OSTENSIBLY a one-party Communist state, China in some respects has the equivalent of two parties. Both believe in modernizing China and protecting it from outside harm, but they take sharply different approaches. One party, personified by Mao Tse-tung, who died in 1976, believes in a domestic policy based on exhortation, sacrifice and discipline and a foreign policy based on balancing off China's foes. The second, led by Deng Xiaoping, the current party vice chairman, follows a domestic policy leaning more to incentives and decentralization and a foreign policy leaning more to foreign friends, including Japan, Europe and the United States.

Mr. Deng's party has just won a striking victory. A protege has replaced Mr. Mao's chosen successor, Hua Guofeng, as party chairman, and Mr. Deng himself has taken the Mao man's second hat as head of the party military commission; the Mao line has been condemned.

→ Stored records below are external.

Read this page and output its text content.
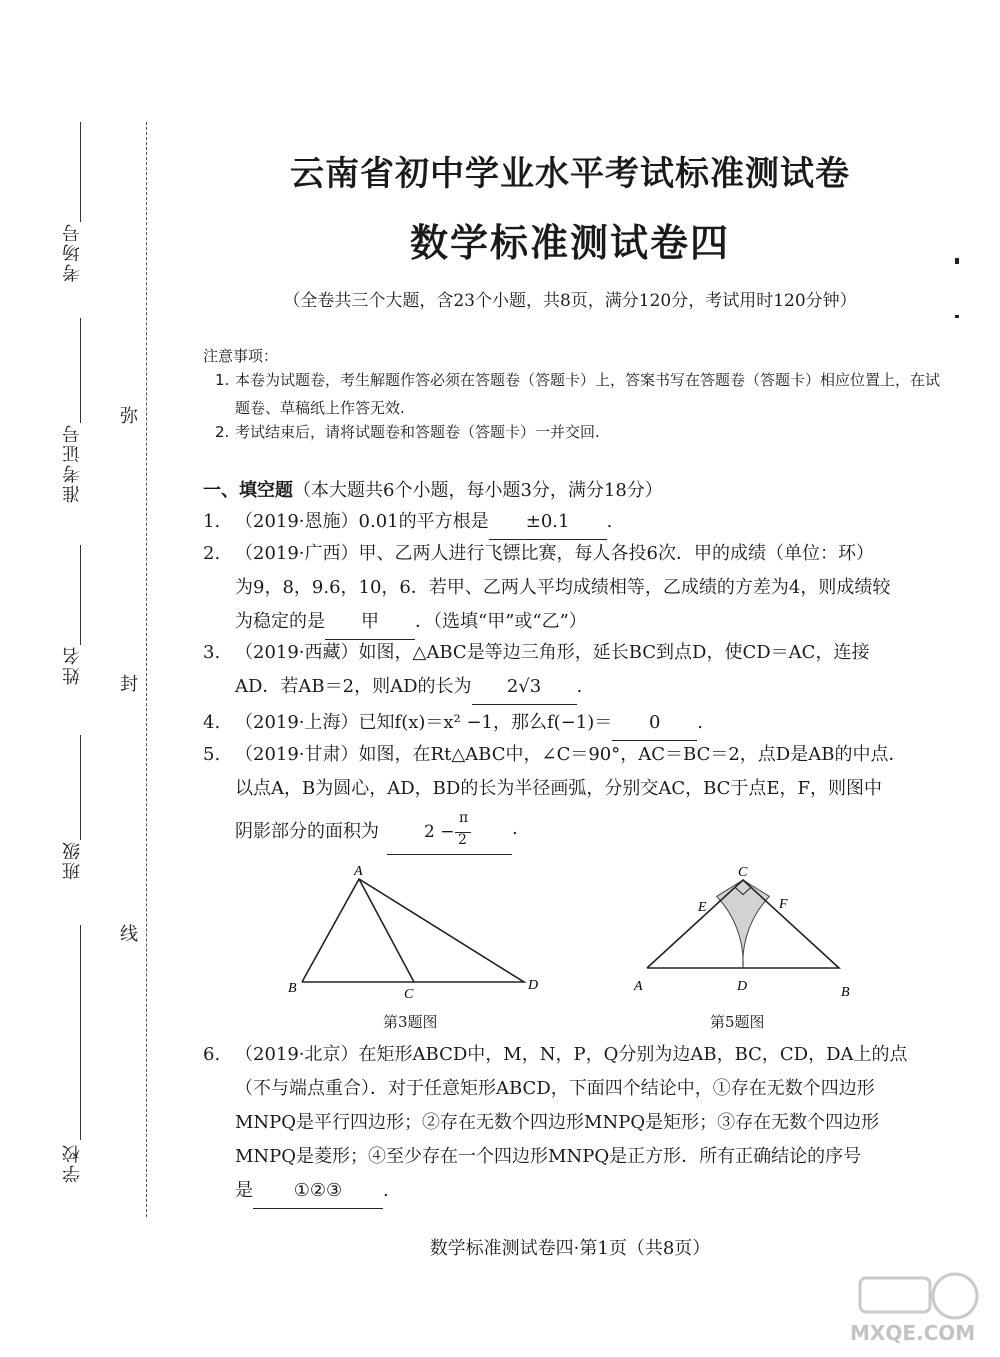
考场号
准考证号
姓名
班级
学校
弥
封
线
云南省初中学业水平考试标准测试卷
数学标准测试卷四
（全卷共三个大题，含23个小题，共8页，满分120分，考试用时120分钟）
注意事项：
1. 本卷为试题卷，考生解题作答必须在答题卷（答题卡）上，答案书写在答题卷（答题卡）相应位置上，在试题卷、草稿纸上作答无效.
2. 考试结束后，请将试题卷和答题卷（答题卡）一并交回.
一、填空题（本大题共6个小题，每小题3分，满分18分）
1. （2019·恩施）0.01的平方根是 ±0.1 .
2. （2019·广西）甲、乙两人进行飞镖比赛，每人各投6次．甲的成绩（单位：环）
为9，8，9.6，10，6．若甲、乙两人平均成绩相等，乙成绩的方差为4，则成绩较
为稳定的是 甲 ．（选填“甲”或“乙”）
3. （2019·西藏）如图，△ABC是等边三角形，延长BC到点D，使CD＝AC，连接
AD．若AB＝2，则AD的长为 2√3 .
4. （2019·上海）已知f(x)＝x² −1，那么f(−1)＝ 0 .
5. （2019·甘肃）如图，在Rt△ABC中，∠C＝90°，AC＝BC＝2，点D是AB的中点．
以点A，B为圆心，AD，BD的长为半径画弧，分别交AC，BC于点E，F，则图中
阴影部分的面积为	2 −
π
2
.
A
B	C
D
第3题图
C
E	F
A	D	B
第5题图
6. （2019·北京）在矩形ABCD中，M，N，P，Q分别为边AB，BC，CD，DA上的点
（不与端点重合）．对于任意矩形ABCD，下面四个结论中，①存在无数个四边形
MNPQ是平行四边形；②存在无数个四边形MNPQ是矩形；③存在无数个四边形
MNPQ是菱形；④至少存在一个四边形MNPQ是正方形．所有正确结论的序号
是 ①②③ .
数学标准测试卷四·第1页（共8页）
MXQE.COM
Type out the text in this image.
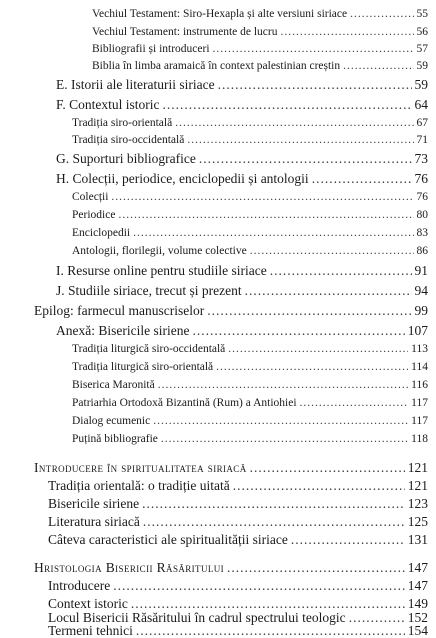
Vechiul Testament: Siro-Hexapla și alte versiuni siriace .....	55
Vechiul Testament: instrumente de lucru .....	56
Bibliografii și introduceri .....	57
Biblia în limba aramaică în context palestinian creștin .....	59
E. Istorii ale literaturii siriace .....	59
F. Contextul istoric .....	64
Tradiția siro-orientală .....	67
Tradiția siro-occidentală .....	71
G. Suporturi bibliografice .....	73
H. Colecții, periodice, enciclopedii și antologii .....	76
Colecții .....	76
Periodice .....	80
Enciclopedii .....	83
Antologii, florilegii, volume colective .....	86
I. Resurse online pentru studiile siriace .....	91
J. Studiile siriace, trecut și prezent .....	94
Epilog: farmecul manuscriselor .....	99
Anexă: Bisericile siriene .....	107
Tradiția liturgică siro-occidentală .....	113
Tradiția liturgică siro-orientală .....	114
Biserica Maronită .....	116
Patriarhia Ortodoxă Bizantină (Rum) a Antiohiei .....	117
Dialog ecumenic .....	117
Puțină bibliografie .....	118
Introducere în spiritualitatea siriacă .....	121
Tradiția orientală: o tradiție uitată .....	121
Bisericile siriene .....	123
Literatura siriacă .....	125
Câteva caracteristici ale spiritualității siriace .....	131
Hristologia Bisericii Răsăritului .....	147
Introducere .....	147
Context istoric .....	149
Locul Bisericii Răsăritului în cadrul spectrului teologic .....	152
Termeni tehnici .....	154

But it is not a complete victory. Hua Guofeng remains in a position to fight another day, as do the thousands of party aids and millions of party members loyal to him, to their own status and habits, and to the Mao heritage of permanent revolution.

In its ascent in the last few years, the Deng party has won broad favor in the West. For its greater openness to certain -- not all -- foreign ideas and ways, it has been praised as pragmatic and moderate. Recently, China bravely opened its books to the World Bank, from which it now seeks large (concessional) loans. It has also been seeking new ties with foreign private capital. For the first time the Communist regime has swallowed its pride and invited international relief to cope with drought and flood. Just the other day, it opened up a new pipeline to the Pentagon. Internally, it has been relaxing central controls and offering selected incentives to spur growth and boost productivity. The spectacle of a friendly socialist country, one making capitalist-type reforms and cooperating strategically, too, is a sight for sore Western eyes -- even Ronald Reagan's.

There is just one big hitch, and all the players know it. In a vast, poor, underdeveloped country like China, moderation and pragmatism have their limits. Extra consumption may rob funds from investment. Incentives may sharpen class and regional divisions. Loosening of controls may erode party control. Opening up to foeigners may attract fewer resources and more cultural germs than the authorities count on. Mr. Deng can cite the Cultural Revolution and much else to prove that the Mao way is a disaster. But will the Deng way work, as the West has every reason to hope? Mao's heirs are watching.